On laying open the Trade, the Article of Raw Silk was instantly enhanced to the Company full Eighty per Cent [i.e. it cost them 80% more]. ...
The Presidency [in Calcutta] accounted for this Rise, by observing, that the Price had before been arbitrary, and that the Persons who purveyed for the Company paid no more than "what was judged sufficient "for the maintenance of the first Providers." This Fact explains more fully than the most laboured Description can do, the dreadful Effects of the Monopoly on the Cultivators. They had the Sufficiency of their Maintenance measured out by the Judgment of those who were to profit by their Labour; and this Measure was not a great Deal more, by their own Account, than about two Thirds of the Value of that Labour. In all Probability it was much less; as these Dealings rarely passed through intermediate Hands without leaving a considerable Profit. These Oppressions, it will be observed, were not confined to the Company's Share, which however covered a great Part of the Trade; but as this was an Article permitted to the Servants, the same Power of arbitrary Valuation must have extended over the Whole, as the Market must be equalized, if any Authority at all is extended over it by those who have an Interest in the Restraint.

However, the Parliamentary Committee then noted that there was another aspect to the change, which indicated that the "free market" explanation was an over-simplification

The Price was not only raised, but in the Manufactures the Quality was debased nearly in an equal Proportion.

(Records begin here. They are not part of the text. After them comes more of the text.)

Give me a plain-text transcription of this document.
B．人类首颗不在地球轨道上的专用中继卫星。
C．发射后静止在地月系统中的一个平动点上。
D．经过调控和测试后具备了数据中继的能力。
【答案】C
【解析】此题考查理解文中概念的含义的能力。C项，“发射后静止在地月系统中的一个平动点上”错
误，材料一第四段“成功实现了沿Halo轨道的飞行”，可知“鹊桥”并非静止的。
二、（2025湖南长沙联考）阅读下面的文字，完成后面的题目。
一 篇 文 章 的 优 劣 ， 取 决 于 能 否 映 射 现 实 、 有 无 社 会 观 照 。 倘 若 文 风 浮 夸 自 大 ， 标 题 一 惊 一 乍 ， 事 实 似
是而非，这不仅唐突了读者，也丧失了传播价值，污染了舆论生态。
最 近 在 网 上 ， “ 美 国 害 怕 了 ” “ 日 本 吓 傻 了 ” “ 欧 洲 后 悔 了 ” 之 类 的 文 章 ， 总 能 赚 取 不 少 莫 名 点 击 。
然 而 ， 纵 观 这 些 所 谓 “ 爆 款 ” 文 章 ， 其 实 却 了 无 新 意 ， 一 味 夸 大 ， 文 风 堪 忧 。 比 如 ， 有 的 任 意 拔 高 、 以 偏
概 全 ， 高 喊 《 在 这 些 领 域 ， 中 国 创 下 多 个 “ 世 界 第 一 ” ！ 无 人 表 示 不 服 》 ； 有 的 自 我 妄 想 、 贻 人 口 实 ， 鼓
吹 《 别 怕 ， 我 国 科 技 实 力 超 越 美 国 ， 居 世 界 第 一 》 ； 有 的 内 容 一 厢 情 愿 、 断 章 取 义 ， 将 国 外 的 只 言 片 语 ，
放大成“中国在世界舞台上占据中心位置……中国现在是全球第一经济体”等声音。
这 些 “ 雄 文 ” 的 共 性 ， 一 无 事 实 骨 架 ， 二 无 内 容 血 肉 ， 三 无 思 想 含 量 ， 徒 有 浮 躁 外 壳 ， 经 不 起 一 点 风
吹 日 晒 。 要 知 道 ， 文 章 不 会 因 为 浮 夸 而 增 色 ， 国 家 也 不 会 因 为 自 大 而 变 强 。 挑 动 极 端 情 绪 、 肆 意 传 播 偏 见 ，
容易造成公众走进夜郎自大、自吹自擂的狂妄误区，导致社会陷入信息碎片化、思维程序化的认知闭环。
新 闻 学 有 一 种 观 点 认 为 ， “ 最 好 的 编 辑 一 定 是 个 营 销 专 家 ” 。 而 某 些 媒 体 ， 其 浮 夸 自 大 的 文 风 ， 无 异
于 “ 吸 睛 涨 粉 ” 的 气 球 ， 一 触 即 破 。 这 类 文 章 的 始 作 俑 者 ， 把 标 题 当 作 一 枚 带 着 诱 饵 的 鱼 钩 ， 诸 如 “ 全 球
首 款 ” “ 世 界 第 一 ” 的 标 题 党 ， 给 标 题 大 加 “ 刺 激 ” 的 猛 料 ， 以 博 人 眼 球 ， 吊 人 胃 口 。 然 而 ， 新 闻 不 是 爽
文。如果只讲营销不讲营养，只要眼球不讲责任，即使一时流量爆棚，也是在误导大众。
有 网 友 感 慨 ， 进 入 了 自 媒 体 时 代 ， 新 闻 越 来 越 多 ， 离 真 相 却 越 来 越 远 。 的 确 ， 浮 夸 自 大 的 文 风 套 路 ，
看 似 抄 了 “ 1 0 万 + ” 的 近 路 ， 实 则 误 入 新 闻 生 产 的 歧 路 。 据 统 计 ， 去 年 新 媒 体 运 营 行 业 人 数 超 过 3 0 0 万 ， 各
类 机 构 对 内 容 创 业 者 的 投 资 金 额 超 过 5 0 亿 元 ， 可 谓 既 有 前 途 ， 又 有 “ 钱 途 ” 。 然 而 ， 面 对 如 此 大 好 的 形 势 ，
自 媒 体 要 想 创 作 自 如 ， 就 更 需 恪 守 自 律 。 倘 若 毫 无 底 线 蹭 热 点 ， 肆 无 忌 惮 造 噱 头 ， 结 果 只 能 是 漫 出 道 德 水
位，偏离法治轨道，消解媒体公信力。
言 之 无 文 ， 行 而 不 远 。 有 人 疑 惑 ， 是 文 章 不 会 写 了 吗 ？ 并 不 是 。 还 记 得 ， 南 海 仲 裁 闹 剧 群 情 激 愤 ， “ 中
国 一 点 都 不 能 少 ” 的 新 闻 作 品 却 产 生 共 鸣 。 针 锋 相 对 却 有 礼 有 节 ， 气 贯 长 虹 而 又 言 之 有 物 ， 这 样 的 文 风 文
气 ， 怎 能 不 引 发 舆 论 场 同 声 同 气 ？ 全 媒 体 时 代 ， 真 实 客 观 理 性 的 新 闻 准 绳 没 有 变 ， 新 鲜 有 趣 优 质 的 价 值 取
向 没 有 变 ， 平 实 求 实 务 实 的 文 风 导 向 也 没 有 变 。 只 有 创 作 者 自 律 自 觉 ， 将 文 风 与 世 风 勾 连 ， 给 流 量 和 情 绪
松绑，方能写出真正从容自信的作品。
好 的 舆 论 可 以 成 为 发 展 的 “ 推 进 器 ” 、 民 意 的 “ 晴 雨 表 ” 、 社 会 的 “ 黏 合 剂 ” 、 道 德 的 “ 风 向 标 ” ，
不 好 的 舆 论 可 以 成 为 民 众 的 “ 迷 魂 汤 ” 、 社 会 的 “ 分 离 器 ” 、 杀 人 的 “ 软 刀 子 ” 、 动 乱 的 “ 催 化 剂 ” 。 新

The Directors [in London] conceived with great Reason, that this Rise of Price and Debasement of Quality arose not from the Effect of a free Market, but from the Servants having taken that Opportunity of throwing upon the Market of their Masters the refuse Goods of their own private Trade, at such exorbitant Prices, as by mutual Connivance they were pleased to settle.

The Parliamentary Committee described the situation thus:

... the mortifying Dilemma to which the Directors found themselves reduced, whereby the Ruin of the Revenues, either by the Freedom or the Restraint of Trade, was evident ...

This page was compiled as background to the story of Mahua Dabar, a north Indian village destroyed by the British in 1857.